Hi,
Electrically, the voltage rating of a capacitor is not very important, provided that it is "high enough". So in principle a PICaxe circuit could use 6.3 volt electrolytcs (but there can be minor disadvantages). A parameter of capacitors that we haven't really discussed is their physical size (often called the "can" size). The (volumetric) size of the can is approximately proportional to the product of the capacitance and the voltage rating (or the C.V product). Typically, a capacitor of 10uF at 16v (or 16uF at 10v, etc.) is about the smallest physical size that's worth manufacturing. Generally, a manufacturer's capacitor family may have about 6 can sizes covering about 10 - 100 uF at 16v. So the 100uF may have about 8 times the volume of a 10uF, i.e. twice the linear dimensions, but probably increasing more in diameter than in height. If physical size is an important factor then you might consider lower voltages (when practical) of 10v, 6.3v , 4.0v or even 2.5 volts, but probably not unless values above 100 uF are required.
Conversely, if lower capacitor values are needed (to respond more quickly as you say), you might gradually choose higher voltages (if they're available), through 15v, 40v to 63v (and maybe 100,) but unless physical size is critical, you'd probably jump straight to 63 volts (and may have to), where the lowest values 0.63 - 2.2 uF might use the same can size anyway. That's also the point were you consider changing the "technology" to ceramic (or to one of the plastic film types), with the advantage of being unpolarised (so you don't need to worry about which way they're inserted). An advantage of having only a limited range of voltages (e.g. 10 - 16 and 64 - 100) is that when testing you can quickly swap values up or down by can size without having the read the tiny digits on the cans.
So, what I'm guessing is that you might (ultimately) need (electrolytic) capacitors around 2.2 - 4.7 uF and perhaps rated around 63v, but there's no need to hurry because we can probably "make up" those values for testing.....
Because, I'm afraid more testing is required first. There will be two "limit" situations, one when the capacitor is too small and the ripple from the light causes the program to malfunction (i.e. your original problem) and the second when the capacitor is too large and a train moving quickly is missed. For each of these situations we need to identify the "worst (possible) case", which will probably depend mainly on the light level. Then we can (hopefully) choose an optimum configuration mid-way between these limits, to give reliable operation under all conditions.
The first limit is when the time constant is too small, that's when the capacitor is (too) small and the resistance is also small. That will occur at the highest light levels, so you need to create those conditions, obviously with the floodlamps on "full", probably with any additional ambient light present and at the brightest part of the layout. To be safe you might even introduce another floodlight near to the sensor you're testing (but not creating an unrealistic brightness). If you don't have any smaller capacitors to hand, you can make (e.g.) 5 uF by connecting two 10 uFs in series (and connecting negative to negative or positive to positive leads will make it unpolarised).

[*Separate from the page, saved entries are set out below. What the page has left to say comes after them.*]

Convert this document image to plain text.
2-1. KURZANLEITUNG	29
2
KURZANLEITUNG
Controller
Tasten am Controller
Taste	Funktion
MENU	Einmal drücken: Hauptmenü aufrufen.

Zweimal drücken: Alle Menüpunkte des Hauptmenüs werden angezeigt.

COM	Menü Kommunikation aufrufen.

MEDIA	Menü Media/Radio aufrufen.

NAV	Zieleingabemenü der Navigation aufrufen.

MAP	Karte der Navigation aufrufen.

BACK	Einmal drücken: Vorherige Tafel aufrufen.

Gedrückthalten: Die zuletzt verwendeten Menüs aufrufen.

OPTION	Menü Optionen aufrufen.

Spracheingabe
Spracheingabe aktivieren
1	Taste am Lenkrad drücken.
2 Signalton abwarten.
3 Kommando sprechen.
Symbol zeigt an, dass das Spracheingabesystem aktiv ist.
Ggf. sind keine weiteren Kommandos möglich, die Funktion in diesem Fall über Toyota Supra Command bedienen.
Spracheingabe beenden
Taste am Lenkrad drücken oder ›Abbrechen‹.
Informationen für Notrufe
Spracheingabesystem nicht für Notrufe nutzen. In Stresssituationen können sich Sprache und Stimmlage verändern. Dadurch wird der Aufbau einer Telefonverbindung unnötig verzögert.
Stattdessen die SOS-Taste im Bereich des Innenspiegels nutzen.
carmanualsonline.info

In principle you can put 3 or 4 in series to make 3.3 and 2.5 uF. I wouldn't expect to be able to to go any lower as the LDR resistance also will be lower at the high(est) light level.
Then, you need to test that the filter delay (time constant) is not too long. Here the test capacitor will be larger, but also the (LDR) resistance at its highest, i.e. with the minimum light level (floodlights dimmed) and equivalent to the "darkest region" on the track, and running the train at the maximum possible speed. Hopefully, you will be able to make this capacitor value significantly larger than for the first test, and then you can choose an optimum/compromise capacitor value comfortably between the two.
Ultimately, you will need to test the final chosen value(s) on the real track, with real (worst case) conditions (because the existing software operation isn't fully characterised), but we should be able to do quite a lot with the 'scope. Note that when you use the slow trace to display the train passing, then the "ripple" from the floodlights will cause the line to become wider (technically we call that an "envelope"). There's little sign of it in your screenshot in #105, which suggests that you can safely reduce the capacitor value; Some "ripple" is apparent, but it's a lower frequency than 50 Hz, so not directly related to the lighting (and hopefully can be ignored). Finally, as I suggested before, try to "fill" the screen more with the waveform(s) :- the amplitude of the "pulse" shown in #105 is about 50 ADC units! Also, add CH2 and Cursor lines to "mark" levels where things appear to start or stop working correctly, i.e. corresponding to the ADC levels that the software is responding to. It's difficult to explain exactly what to mark, but typically it will be the peak or trough of a waveform, where things start to "go wrong" (or become right).
Cheers, Alan.